Why students are burning dorms without any remorse

Many theories have been advanced to explain the school fires that have affected more than 100 institutions.

Some believe students are aping their parents, the case in point being recent demonstrations by CORD.

In the South African movie Sarafina, students burnt down their school because their teacher informed them that the school was not meant to help them in any way. She told them that the education system was meant to brainwash them into thinking they were inferior to whites.

To me the same applies to the Kenyan situation. When some of us were in school we were taught about people who contributed immensely to our political and freedom struggles around the globe.

The likes of Sam Nujoma, Julius Nyerere, Jomo Kenyatta, Kwame Nkrumah, Winston Churchill and Martin Luther King to name but a few. These personalities were people every other person wanted to emulate in their lives and which is why we have some leaders who are now seriously failing our society today.

There is nothing to smile about right from our schools to our streets. Children are taught how to pass exams and not to be productive in the society. Why should we have a female student in a classroom who cannot even prepare tea for her father and mother when she leaves school?

Why should we have a male student in school at this point in time who cannot even make a wooden tray or stool when he leaves school? Why should we keep our children in the classroom when we know that job opportunities are shrinking every day and even those with jobs are complaining of poor pay?

There are no role models to emulate today. Many of us wanted to be priests because of what the first missionaries did when they landed at the Coast. I wanted to be a teacher because of the kind of life my teachers led, but today a child cannot dream of becoming one because the Government has refused to pay them well.

We have all failed and it is time we all went back to the drawing board. Today, all we read about is corruption. Where are the modern day Kwame Nkrumahs or Martin Luthers? Leaders who would risk it all for the greater good?

{Mutoka Lipuku, Kisumu}

The current school problems started back when Education Cabinet Secretary Fred Matiang’i started threatening teachers. Calm will return to schools when Dr Matiang’i stops intimidating teachers.

Respecting teachers and their unions will help ensure the new reforms he has recommended are implemented with ease.

Matiang’i should by now have realised that students unrest will only stop if he apologises to teachers and accommodates the views of all players in the education sector.

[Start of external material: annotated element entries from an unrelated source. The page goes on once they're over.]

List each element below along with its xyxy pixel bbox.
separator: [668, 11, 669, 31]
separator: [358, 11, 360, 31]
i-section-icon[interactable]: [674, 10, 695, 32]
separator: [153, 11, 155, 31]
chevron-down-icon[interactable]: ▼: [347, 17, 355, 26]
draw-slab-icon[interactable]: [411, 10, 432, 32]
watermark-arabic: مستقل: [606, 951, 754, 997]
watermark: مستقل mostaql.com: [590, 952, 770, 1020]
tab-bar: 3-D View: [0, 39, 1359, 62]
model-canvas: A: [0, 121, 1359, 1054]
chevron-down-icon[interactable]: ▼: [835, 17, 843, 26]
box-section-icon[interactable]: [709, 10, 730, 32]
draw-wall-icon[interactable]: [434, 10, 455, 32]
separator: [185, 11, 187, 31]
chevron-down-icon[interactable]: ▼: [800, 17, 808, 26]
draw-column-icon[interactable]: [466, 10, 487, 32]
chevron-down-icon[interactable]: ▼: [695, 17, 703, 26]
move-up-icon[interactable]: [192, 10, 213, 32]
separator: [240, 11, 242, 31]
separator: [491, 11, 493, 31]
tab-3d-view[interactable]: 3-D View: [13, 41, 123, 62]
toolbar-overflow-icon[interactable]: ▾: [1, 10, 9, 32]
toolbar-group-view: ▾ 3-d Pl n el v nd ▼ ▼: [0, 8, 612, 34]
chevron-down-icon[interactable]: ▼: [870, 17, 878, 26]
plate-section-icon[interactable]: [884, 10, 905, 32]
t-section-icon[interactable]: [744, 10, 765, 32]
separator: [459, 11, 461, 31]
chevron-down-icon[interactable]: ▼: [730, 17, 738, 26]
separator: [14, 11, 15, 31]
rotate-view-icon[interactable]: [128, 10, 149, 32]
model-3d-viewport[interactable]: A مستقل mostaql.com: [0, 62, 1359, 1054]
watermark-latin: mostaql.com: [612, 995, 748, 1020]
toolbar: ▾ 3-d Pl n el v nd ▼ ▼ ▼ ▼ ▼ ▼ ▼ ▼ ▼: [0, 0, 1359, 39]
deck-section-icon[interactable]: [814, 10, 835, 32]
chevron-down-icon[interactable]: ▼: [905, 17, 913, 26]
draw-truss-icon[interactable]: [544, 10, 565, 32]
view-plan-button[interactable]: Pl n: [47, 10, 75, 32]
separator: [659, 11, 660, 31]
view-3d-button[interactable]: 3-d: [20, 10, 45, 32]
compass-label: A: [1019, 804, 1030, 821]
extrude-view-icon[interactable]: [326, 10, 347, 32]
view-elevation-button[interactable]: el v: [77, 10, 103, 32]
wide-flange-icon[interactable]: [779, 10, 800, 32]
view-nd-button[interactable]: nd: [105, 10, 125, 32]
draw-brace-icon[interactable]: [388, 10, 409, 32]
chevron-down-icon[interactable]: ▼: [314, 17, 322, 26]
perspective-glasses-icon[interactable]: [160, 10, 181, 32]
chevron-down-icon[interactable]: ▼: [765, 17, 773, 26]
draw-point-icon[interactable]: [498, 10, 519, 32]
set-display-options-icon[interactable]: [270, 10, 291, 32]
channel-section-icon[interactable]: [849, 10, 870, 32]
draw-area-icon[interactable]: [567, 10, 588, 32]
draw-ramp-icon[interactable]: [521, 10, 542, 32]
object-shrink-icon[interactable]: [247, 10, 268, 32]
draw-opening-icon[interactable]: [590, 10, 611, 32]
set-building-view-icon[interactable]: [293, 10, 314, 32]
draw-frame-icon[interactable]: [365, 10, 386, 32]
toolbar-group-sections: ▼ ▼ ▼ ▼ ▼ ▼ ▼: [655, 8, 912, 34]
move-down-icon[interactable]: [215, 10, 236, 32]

It is high time the minister calmed down and approached issues differently.

He should not waste taxpayers’ money by involving the National Intelligence Services, but amend the new rules and the changes in the school calendar which appear to be the core cause of the unrest in schools

 

{Kibet Benard, Nairobi}

Don’t blame the students for what is happening in our Kenyan schools, blame the entire Kenyan society. We burnt our nation in the 2007/08 post-election violence and no action has been taken against the perpetrators.

We showed our children that one can destroy property and get away with it. Kenyans use violent protests to air their grievances.